Para a generalidade das mulheres a reconstrução mamária constitui uma alavanca importante para recuperar a auto-estima e o desejo sexual.
No que diz respeito à ansiedade, ela é absolutamente comum entre mulheres com cancro da mama. É expectável que haja receio de que o cônjuge deixe de se sentir atraído ou que a preocupação com os tratamentos condicione o próprio desejo. Mesmo que a mulher não se sinta totalmente à vontade para partilhar os seus sentimentos com o marido, pode ser benéfico partilhá-los com um amigo ou até com um psicólogo. De facto, a abordagem do assunto com alguém “de fora” pode ser mais fácil.

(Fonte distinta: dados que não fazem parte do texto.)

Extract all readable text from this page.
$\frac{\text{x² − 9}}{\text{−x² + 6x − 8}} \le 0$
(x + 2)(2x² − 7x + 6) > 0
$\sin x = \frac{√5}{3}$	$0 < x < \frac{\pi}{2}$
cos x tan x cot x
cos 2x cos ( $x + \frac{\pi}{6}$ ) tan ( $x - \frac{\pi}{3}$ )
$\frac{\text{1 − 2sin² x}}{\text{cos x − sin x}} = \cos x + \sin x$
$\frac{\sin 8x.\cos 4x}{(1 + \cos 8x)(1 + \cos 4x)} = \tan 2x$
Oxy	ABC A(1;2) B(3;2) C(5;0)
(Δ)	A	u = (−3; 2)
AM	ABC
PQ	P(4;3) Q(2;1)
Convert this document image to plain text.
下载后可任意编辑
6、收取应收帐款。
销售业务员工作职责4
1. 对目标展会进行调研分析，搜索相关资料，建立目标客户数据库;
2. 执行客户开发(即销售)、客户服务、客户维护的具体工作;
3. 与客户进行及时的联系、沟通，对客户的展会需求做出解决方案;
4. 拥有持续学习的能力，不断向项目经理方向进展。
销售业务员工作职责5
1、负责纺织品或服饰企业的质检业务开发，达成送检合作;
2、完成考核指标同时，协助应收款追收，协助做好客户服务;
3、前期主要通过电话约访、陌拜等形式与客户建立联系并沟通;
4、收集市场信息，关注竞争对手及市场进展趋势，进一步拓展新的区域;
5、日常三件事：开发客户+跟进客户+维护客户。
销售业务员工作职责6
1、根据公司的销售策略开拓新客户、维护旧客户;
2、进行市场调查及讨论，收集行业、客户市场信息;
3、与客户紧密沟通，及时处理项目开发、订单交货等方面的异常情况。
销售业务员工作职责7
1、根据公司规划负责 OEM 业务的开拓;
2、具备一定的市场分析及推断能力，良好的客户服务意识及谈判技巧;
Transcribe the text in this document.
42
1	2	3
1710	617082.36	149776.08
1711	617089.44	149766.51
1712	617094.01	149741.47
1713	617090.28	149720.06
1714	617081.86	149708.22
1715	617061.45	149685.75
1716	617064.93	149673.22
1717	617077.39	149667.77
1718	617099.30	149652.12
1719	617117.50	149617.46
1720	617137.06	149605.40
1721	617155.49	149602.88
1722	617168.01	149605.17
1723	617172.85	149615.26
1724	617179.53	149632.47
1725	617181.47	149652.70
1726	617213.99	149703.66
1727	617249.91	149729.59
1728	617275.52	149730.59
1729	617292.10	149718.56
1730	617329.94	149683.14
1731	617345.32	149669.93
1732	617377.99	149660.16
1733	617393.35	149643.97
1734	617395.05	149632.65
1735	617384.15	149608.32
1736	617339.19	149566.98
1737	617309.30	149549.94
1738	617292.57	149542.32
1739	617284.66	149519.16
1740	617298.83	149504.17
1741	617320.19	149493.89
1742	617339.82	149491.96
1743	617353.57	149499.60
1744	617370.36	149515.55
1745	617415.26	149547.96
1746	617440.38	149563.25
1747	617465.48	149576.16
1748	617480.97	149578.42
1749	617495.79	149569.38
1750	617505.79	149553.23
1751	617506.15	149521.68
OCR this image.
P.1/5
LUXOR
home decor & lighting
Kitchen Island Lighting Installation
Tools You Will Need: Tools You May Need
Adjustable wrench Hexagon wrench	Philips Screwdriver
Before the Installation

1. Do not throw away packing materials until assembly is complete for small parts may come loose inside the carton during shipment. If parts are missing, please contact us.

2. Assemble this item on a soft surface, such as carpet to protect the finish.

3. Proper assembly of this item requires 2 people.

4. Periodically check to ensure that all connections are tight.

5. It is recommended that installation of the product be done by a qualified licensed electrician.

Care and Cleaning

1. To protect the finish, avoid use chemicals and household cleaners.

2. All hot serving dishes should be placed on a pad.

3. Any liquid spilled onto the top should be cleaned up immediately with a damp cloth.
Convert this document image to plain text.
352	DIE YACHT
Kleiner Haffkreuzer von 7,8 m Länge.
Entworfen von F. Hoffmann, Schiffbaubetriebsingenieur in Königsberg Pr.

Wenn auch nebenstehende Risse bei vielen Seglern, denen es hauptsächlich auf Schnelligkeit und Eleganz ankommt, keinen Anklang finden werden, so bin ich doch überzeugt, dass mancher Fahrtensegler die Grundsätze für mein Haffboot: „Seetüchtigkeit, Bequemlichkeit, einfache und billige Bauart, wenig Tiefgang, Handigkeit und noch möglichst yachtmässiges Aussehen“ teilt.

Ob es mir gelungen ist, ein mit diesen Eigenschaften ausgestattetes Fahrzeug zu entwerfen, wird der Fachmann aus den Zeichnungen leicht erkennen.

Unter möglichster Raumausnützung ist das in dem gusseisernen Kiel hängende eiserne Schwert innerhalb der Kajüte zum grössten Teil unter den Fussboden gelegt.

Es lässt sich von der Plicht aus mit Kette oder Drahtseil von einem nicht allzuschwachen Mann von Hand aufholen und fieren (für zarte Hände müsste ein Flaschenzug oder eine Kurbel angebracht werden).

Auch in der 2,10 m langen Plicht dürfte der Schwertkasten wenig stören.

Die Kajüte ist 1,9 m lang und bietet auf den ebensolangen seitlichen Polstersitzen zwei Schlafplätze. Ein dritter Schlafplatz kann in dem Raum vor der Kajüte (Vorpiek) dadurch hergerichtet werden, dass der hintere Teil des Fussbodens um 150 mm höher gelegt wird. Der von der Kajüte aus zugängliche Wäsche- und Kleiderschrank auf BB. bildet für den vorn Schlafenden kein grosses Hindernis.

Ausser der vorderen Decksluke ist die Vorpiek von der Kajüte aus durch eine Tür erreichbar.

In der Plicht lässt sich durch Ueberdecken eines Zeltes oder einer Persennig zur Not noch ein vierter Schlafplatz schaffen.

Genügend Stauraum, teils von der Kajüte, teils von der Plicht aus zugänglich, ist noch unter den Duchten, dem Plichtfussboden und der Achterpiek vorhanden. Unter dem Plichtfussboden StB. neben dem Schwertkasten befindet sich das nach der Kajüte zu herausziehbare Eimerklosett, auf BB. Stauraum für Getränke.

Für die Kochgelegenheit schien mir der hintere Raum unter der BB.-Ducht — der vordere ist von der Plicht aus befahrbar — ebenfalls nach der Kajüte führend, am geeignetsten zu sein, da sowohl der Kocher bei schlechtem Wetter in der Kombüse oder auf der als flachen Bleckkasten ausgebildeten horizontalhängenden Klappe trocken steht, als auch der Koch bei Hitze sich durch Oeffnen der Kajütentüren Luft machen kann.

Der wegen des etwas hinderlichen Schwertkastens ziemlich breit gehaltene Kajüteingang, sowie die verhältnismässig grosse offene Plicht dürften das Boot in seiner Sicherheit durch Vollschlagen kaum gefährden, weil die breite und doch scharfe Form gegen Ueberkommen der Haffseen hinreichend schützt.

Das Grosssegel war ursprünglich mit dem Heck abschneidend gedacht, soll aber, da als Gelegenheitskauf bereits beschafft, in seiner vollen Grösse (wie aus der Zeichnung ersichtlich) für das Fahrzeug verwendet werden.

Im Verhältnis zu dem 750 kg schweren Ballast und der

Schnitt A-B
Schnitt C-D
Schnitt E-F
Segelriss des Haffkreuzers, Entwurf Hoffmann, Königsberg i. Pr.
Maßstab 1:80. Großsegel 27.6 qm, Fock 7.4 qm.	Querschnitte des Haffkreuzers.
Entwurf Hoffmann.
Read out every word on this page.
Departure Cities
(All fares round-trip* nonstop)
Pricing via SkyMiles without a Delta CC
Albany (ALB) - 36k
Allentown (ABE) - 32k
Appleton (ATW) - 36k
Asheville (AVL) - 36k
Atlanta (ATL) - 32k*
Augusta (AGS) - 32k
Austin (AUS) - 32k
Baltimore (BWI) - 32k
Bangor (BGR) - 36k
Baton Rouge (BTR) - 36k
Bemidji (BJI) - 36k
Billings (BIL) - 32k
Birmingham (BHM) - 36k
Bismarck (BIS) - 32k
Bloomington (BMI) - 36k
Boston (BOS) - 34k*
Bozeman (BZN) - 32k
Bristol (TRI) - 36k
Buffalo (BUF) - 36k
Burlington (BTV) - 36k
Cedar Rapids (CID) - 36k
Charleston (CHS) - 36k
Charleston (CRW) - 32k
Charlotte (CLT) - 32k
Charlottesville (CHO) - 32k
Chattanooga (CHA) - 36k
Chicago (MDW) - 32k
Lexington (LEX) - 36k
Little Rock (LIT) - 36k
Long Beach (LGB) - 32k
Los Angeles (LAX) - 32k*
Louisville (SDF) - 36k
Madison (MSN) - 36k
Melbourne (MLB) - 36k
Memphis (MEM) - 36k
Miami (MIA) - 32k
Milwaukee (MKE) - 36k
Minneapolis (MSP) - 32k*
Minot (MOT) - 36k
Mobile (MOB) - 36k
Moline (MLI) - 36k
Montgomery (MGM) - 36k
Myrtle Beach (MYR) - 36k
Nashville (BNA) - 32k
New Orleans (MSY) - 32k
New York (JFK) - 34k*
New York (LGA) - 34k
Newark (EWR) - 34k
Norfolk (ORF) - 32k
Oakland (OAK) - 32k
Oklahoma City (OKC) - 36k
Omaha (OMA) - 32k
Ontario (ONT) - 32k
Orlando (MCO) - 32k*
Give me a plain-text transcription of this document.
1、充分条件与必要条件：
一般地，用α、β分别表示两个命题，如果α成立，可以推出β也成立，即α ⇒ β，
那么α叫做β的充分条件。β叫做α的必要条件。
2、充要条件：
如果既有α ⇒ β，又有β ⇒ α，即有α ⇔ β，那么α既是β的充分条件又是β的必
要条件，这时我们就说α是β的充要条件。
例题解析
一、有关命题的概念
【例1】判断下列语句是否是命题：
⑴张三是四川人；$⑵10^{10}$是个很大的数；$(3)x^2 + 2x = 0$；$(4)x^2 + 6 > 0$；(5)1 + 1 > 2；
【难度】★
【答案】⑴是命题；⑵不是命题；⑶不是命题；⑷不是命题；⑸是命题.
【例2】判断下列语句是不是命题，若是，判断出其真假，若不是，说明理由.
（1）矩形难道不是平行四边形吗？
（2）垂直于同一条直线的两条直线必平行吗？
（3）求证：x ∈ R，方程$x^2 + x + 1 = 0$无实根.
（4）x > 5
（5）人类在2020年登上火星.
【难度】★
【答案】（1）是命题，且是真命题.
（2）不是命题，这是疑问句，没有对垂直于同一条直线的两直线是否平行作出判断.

Como nalguns casos pode surgir uma depressão, é importante estar atenta e pedir ajuda especializada. Claro que a depressão não condiciona apenas a sexualidade, pelo que importa que os sintomas associados aos tratamentos não sejam confundidos com os desta perturbação e que a resposta seja célere e eficaz.
É importante que a mulher evite fazer comparações com outros períodos da sua vida, já que isso só aumentará o desgaste e a frustração. Compete ao casal adaptar-se às novas circunstâncias e reinventar a sua sexualidade – através do diálogo claro e honesto e do recurso à ajuda especializada, se necessário. Importa lembrar que é preciso tempo para esta adaptação. À medida que o tempo passa, muitas mulheres assumem que a doença lhes trouxe um maior conhecimento acerca da sua própria sexualidade.